A cardiac renin–angiotensin system is thought to support local angiotensin production in the heart.39 Aldosterone was found to increase ACE expression and activity in neonatal rat cardiomyocytes in a manner sensitive to SPL,40 consistent with our present results showing that ACE gene expression was increased in the heart of LS rats and that this effect was prevented by SPL administration. The upregulation of ACE activity in the heart results in an increase in the local level of angiotensin II, leading to cardiac hypertrophy and fibrosis.39 We also showed that aldosterone increased cardiac expression of the angiotensin II type 1A receptor receptor gene. Suppression of the cardiac renin–angiotensin system by SPL may thus have contributed to the prevention of myocardial hypertrophy and fibrosis by this drug in rats of the LS+SPL group. In addition to the renin–angiotensin system, the ET system was found to be activated during the transition to diastolic heart failure in hypertensive heart disease.41 A link between mineralocorticoids and ET-1 has been suggested.2, 42 ETs exert their physiological and pathophysiological effects via two receptors, ET type A receptor and ET type B receptor. The ET type A receptor has been implicated in cardiovascular diseases, whereas ET type B receptor has been linked to the regulation of sodium balance and arterial blood pressure.43 Aldosterone has been shown to induce ET-1 gene expression in the kidney and colon of rats.44 We have now shown that the expression of genes related to the ET system was increased in the heart of LS rats in a manner sensitive to SPL administration, suggesting that SPL ameliorated cardiac injury in these animals through suppression of the ET system as well as through that of the cardiac renin–angiotensin system.

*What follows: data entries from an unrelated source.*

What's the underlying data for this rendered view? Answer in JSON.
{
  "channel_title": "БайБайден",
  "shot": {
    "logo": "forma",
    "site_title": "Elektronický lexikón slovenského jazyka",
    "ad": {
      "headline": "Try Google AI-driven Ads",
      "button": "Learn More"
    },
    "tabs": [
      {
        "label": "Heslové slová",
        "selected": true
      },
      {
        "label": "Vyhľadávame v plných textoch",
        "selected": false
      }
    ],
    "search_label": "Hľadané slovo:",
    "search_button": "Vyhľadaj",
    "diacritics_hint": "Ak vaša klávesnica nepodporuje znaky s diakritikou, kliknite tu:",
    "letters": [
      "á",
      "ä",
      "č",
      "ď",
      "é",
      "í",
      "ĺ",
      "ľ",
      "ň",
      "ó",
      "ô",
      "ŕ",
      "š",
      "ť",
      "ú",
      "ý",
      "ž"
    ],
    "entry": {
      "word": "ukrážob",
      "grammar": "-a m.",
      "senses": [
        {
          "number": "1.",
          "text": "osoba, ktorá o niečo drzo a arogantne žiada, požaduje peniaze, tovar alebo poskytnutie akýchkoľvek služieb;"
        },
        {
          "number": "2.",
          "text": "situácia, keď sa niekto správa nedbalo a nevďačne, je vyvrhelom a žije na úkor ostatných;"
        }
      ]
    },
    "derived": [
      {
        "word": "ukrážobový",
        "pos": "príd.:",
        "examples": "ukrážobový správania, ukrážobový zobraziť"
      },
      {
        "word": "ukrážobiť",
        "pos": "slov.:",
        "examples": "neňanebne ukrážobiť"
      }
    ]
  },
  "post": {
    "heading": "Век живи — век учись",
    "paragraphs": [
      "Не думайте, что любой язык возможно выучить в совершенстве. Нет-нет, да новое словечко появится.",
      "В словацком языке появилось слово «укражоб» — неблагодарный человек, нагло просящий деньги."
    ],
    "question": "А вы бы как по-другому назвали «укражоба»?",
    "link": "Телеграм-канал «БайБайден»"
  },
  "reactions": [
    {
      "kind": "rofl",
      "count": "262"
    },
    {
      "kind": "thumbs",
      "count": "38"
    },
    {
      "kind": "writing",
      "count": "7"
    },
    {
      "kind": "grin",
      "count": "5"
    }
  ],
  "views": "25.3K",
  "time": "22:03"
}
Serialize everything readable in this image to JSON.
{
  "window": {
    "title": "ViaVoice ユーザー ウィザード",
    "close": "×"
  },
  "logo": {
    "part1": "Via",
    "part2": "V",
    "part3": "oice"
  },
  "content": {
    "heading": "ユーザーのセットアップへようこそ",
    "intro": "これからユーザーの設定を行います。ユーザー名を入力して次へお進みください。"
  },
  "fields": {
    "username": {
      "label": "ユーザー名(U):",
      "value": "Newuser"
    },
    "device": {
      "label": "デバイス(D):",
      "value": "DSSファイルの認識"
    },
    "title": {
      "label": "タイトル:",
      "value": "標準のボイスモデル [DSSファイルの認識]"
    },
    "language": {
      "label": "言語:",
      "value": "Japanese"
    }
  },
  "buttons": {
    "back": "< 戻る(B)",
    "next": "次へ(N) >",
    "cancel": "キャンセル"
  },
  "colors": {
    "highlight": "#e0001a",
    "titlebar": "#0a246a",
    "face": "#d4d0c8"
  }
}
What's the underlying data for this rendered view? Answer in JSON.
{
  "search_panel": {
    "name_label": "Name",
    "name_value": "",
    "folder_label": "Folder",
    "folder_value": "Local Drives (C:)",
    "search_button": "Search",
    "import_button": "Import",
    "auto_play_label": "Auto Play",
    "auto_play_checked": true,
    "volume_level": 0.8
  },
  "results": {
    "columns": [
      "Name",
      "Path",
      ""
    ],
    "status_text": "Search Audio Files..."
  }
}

In conclusion, we have shown that aldosterone excess in the setting of low salt intake induces substantial LV remodeling and diastolic dysfunction without increasing blood pressure in rats. Furthermore, these cardiac changes were prevented by treatment with SPL. On the other hand, aldosterone excess in the setting of high salt intake induced hypertension and a greater extent of cardiac injury, with the cardiac changes being partially attenuated by SPL in a manner independent of its antihypertensive effect. The beneficial cardiac effects of SPL irrespective of sodium status were associated with reduced cardiac oxidative stress and inflammation. Our results thus suggest that dietary salt restriction in combination with the administration of an MR antagonist may prove to be an effective therapeutic strategy to limit cardiac injury in hypertensive patients with hyperaldosteronism or relative aldosterone excess.